Though now I have language to describe these feelings, to see these intertextual connections, and I’m older, I can’t help but be angry. Nobody among friends, teachers, admin, or even my family protected me from the gaslighting capabilities of white supremacy! Nobody told me that it’s okay to be angry, spiteful, and even downright rageful at these oversights and injustices, big and small. Racism is inhumane. All oppression is. It’s okay to want to say “fuck you” to Rollin Dickinson, to all the people who either directly or indirectly failed me. It’s okay to be disappointed in their passivity, just as it’s okay to forgive them even if they don’t deserve it. We are not powerless to these not-so-minor feelings, and harnessing them just may be the key to restoring our truth, inner wisdom, and humanity.

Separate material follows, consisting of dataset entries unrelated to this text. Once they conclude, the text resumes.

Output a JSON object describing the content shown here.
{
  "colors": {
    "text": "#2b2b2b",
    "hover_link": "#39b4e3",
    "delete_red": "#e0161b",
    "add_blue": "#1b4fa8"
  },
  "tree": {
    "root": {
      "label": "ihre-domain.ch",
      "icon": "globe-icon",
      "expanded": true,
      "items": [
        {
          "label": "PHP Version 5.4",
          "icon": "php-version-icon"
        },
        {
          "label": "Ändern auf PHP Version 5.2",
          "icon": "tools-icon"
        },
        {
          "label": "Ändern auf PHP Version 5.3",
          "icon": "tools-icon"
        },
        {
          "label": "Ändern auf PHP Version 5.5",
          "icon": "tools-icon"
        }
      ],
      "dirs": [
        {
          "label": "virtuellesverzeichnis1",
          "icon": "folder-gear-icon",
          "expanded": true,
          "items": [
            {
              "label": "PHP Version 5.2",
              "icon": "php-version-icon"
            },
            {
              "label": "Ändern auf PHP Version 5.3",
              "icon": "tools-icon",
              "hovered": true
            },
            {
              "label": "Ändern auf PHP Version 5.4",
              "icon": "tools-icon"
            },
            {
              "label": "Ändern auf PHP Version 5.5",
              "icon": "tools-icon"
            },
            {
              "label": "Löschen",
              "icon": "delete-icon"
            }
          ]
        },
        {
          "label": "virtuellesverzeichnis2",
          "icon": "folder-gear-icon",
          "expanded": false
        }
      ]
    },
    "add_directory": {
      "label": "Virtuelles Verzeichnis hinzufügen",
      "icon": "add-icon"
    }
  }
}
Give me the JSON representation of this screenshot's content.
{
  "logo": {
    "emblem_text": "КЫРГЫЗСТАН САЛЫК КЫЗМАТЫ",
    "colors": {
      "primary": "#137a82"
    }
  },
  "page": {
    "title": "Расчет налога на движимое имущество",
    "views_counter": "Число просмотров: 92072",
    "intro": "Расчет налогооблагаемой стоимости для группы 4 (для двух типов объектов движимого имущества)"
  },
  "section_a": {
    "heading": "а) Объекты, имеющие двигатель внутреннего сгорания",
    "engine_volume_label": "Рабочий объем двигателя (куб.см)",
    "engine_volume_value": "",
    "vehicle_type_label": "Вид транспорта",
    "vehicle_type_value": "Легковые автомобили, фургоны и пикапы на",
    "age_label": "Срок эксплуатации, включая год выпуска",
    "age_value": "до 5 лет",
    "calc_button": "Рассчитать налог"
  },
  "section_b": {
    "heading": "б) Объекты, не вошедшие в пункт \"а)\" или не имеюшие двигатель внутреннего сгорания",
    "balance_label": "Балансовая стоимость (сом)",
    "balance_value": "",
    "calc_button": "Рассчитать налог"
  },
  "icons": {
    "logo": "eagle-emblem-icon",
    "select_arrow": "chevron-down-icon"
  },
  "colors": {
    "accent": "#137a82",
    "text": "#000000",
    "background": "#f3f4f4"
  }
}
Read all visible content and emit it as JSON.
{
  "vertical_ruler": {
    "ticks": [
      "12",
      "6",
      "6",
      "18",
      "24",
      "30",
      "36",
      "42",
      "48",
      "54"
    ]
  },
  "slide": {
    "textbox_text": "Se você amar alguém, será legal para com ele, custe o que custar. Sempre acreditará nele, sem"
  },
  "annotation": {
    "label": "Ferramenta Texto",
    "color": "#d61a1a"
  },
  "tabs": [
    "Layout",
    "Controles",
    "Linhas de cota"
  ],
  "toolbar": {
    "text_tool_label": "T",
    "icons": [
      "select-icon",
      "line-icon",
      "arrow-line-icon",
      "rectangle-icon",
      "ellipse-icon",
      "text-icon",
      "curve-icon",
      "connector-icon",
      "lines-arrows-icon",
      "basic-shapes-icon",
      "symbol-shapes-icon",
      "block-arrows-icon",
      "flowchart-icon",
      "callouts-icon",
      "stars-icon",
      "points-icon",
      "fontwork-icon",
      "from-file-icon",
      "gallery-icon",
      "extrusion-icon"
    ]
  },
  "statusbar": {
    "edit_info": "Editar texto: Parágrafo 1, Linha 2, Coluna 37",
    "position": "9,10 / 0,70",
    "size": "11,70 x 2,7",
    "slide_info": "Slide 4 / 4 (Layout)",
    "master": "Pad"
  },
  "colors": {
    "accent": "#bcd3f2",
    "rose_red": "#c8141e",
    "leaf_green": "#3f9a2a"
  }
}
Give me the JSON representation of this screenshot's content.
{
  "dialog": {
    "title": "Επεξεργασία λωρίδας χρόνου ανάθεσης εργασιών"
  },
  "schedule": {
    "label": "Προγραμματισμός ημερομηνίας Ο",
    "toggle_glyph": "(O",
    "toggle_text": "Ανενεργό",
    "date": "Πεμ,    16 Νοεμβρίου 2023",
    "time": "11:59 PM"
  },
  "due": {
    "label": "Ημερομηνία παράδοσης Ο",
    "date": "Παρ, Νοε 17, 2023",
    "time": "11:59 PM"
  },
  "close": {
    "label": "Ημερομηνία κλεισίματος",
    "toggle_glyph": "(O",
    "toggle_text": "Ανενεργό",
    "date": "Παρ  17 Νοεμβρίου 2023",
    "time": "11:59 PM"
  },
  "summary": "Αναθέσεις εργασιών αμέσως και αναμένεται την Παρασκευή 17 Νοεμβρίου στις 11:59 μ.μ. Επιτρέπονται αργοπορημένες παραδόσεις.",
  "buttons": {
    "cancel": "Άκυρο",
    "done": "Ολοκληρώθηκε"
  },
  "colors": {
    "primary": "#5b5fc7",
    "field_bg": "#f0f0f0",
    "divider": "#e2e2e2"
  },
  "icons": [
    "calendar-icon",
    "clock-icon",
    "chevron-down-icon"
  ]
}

There’s a beautiful thing happening on my Instagram feed right now. Though we are facing over 130 days of aggression in the genocide against Palestinians, over 20 days of state-wide blackout in Sudan, among many other global atrocities from Congo to Rwanda to Yemen, there is so much hope. Activists have addressed these current manifestations of colonization and the massive loss of humanity from those perpetuating harm by using the term “soul loss.” A translation of a spiritual phenomena believed in by Indigenous circles around the world, soul loss is meant to encapsulate the harm inflicted upon an individual after carrying out dehumanizing acts such as settler colonialism, racism, and oppression in all forms. This includes passivity or silence, such as seeking individualist relief from the discomfort that awakening and awareness brings. The account @breadxbutta on Instagram shared a post about the presence of Susto

In latinx cultures we use this term to describe a traumatic experience that ‘changed’ someone. This traumatic event does not even have to be one that was personally experienced by you. You could have Susto from being told about a happening, you could have been close enough in proximity to it, or in a lot of our situations, have seen images or videos of them. When we have susto, we are somatically trapping the experience in our bodies and losing a piece of our soul in that moment. In curanderismo and shamanism, this is called soul loss. We go through a traumatic experience or recount and can lose a piece of ourselves in that moment. This susto/ soul loss causes us to have weak energetic boundaries and even leaky boundaries. This leaves us more vulnerable to losing even more energy and being attacked on spiritual, mental, emotional and physical levels. Sickness can also begin to occur over time if we leave our soul scattered and in its place, hold grief/pain/trauma.

By inflicting violence, consciously or unconsciously, we lose empathy, intelligence, reasoning, hope, and even our souls. There is a misconception that there’s only power in oppressing others, but there is nothing human, nothing natural, about colonization, white supremacy, and even capitalism. Through recognizing soul loss, we can begin to repair the damage already done on us as global citizens. By bearing witness, we can heal ourselves and others. It is through community that we begin to process the trauma we’ve witnessed (and/or experienced) and can take accountability to prevent (and/or atone) for harming others. 

No one is going to apologize for not protecting me or my peers. No adult has, and I don’t expect them to. As we continue to talk about ending genocide in Gaza, Aaron Bushnell, Nex Benedict, dreams of liberation, and the billions of other stories out there who need our eyes, our hearts, and our souls, may we have the strength to listen. And the compassion to apologize when we are called upon.